Однажды Паша участвовал в обеспечении аварийной посадки на остров Итуруп американского тяжёлого стратегического бомбардировщика Б-52 «Стратофортрес», летевшего бомбить Вьетнам. У того вышла из строя система управления и был неисправен один из восьми двигателей.
После устранения некоторых неисправностей на советском аэродроме, американцы были отпущены и вернулись назад, домой, на одну из своих баз на территории США или остров Гуам.
Павлу Бурьянову тогда лично удалось увидеть хорошо экипированных и вооружённых, холёных и упитанных американских лётчиков, временно невольно интернированных на советской территории. Как говориться, увидел потенциального противника близко, лично и в лицо.
После армии Павел уехал сначала работать в Рязань, на завод Центролит, а затем, в 1972 году, из-за жилья устроился в строительное управление, которое строило известные объекты столицы, в частности, стадион «Олимпийский», ТВ центр в Останкино, и другие.
Сам Павел Александрович Бурьянов занимался установкой подвесных потолков в учреждениях и организациях.
В 1976 году он женился на Валентине, которая была младше его на три года. Через год родился сын Алексей. Второго ребёнка они рожать не стали.
Однако в начале 90-ых годов Павла уволили с работы за пьянство, и он начал подрабатывать рабочим широкого профиля в различных столичных строительных ООО.
Павел Александрович очень любил рассказывать о своей жизни, о различных случаях и происшествиях. Но косноязычность явно мешала ему выразить обилие впечатлений и эмоций, замещая многие слова матом, шутками и прибаутками.

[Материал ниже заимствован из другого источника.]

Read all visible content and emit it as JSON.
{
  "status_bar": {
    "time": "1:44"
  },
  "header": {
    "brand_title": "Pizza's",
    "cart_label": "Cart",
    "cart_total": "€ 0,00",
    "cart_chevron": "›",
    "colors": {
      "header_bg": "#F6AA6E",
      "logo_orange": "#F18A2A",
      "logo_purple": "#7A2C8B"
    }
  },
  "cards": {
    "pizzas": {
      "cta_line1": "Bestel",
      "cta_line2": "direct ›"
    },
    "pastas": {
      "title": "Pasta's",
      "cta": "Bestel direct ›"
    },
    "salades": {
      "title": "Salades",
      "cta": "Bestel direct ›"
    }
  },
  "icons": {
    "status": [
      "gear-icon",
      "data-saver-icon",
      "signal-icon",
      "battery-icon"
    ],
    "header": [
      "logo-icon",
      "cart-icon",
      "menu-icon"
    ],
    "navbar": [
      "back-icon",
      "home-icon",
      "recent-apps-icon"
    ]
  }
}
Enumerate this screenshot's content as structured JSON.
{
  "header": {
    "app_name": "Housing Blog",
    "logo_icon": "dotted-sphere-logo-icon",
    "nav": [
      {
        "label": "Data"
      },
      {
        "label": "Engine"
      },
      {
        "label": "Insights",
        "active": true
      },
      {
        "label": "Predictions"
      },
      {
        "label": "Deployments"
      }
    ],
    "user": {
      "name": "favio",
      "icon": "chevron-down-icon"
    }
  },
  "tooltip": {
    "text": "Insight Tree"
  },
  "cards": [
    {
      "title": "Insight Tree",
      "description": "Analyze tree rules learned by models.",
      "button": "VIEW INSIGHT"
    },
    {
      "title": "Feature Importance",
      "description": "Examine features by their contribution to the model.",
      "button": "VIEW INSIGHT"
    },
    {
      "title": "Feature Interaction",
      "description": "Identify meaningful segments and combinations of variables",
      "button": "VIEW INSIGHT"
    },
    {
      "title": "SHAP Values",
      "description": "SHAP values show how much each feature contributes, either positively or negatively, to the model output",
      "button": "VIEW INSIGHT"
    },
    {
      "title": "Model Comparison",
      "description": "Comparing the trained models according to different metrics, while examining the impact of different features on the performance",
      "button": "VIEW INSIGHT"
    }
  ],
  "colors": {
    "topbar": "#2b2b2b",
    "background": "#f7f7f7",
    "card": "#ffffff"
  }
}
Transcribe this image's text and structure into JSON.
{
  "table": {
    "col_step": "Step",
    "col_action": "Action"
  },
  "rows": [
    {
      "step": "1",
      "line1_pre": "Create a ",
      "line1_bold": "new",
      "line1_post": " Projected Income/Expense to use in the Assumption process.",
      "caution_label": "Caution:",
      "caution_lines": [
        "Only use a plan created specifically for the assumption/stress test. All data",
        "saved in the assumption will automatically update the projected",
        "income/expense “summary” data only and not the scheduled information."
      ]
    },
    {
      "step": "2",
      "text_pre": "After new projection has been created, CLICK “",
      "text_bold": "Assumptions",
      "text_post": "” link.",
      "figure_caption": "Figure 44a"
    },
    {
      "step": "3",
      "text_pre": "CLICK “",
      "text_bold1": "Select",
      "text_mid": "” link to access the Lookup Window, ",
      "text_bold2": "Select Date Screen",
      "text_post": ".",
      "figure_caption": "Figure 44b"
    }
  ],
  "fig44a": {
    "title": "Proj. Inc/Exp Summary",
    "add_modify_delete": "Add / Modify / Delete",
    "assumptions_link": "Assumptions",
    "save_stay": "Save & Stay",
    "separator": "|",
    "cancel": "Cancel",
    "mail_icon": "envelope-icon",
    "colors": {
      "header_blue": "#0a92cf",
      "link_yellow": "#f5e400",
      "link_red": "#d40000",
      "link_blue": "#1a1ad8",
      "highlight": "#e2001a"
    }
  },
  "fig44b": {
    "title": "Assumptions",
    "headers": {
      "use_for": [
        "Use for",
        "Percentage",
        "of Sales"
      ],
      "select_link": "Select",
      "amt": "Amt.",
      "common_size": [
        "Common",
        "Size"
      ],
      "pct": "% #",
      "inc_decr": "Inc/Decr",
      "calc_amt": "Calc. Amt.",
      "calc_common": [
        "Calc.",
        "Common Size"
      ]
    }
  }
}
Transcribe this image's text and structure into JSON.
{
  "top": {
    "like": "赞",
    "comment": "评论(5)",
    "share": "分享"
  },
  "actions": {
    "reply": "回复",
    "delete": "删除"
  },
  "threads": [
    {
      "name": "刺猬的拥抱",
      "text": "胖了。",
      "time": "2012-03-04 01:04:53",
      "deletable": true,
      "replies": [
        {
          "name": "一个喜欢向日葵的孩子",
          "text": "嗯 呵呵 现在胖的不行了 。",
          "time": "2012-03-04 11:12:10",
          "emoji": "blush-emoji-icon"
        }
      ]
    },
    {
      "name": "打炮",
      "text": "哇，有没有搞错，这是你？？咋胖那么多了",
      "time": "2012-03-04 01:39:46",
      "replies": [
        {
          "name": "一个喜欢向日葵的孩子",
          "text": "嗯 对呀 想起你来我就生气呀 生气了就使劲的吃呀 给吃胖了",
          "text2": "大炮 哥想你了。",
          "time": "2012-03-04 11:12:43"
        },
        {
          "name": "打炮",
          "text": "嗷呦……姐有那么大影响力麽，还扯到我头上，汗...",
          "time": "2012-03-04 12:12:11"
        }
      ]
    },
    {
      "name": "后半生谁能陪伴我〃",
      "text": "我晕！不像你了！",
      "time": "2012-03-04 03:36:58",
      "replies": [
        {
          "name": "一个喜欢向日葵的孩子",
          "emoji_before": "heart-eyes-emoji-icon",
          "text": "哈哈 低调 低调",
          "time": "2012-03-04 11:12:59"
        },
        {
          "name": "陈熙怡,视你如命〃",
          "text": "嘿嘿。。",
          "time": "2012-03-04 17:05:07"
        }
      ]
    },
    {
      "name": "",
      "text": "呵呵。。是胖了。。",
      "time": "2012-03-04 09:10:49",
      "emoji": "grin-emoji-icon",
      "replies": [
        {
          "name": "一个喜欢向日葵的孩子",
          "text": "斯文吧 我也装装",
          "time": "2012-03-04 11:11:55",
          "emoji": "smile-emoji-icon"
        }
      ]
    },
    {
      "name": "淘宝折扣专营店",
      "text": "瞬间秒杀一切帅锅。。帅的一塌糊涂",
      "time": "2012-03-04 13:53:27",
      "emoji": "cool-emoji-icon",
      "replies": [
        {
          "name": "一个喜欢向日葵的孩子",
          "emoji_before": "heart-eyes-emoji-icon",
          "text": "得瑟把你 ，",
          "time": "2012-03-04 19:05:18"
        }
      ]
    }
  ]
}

Но на всю жизнь страшной зарубкой на его отцовском сердце стала гибель в 1998 году, в автокатастрофе, единственного сына Алексея – кремлёвского курсанта.
Узнав об этом, Платону стало очень жаль Пашу, и он проникся к нему не только сочувствием, но и какой-то дополнительной любовью – старшего брата к младшему.
В одну из ночей из постоянно открытого окна повеяло прохладой. Кое-кто, во главе с Платоном, почихали и покашляли. Наутро напасть дошла и до Николая.
– «Не чихай, а то простудишься!» – посоветовал ему всегда весёлый Семёныч.
Вскоре на постоянно открытую, как стол для птичек, фрамугу села и ставшая всем знакомой, бледно-жёлтая синица. Она, за пару дней разделавшись с зимним сухариком, ещё один раз залетала в то же самое утреннее время, но добавки от хозяев палаты так и не получила.
Не оказалось угощения и сейчас, при её контрольном залёте. Больше синичка не прилетала, зато стали донимать мухи.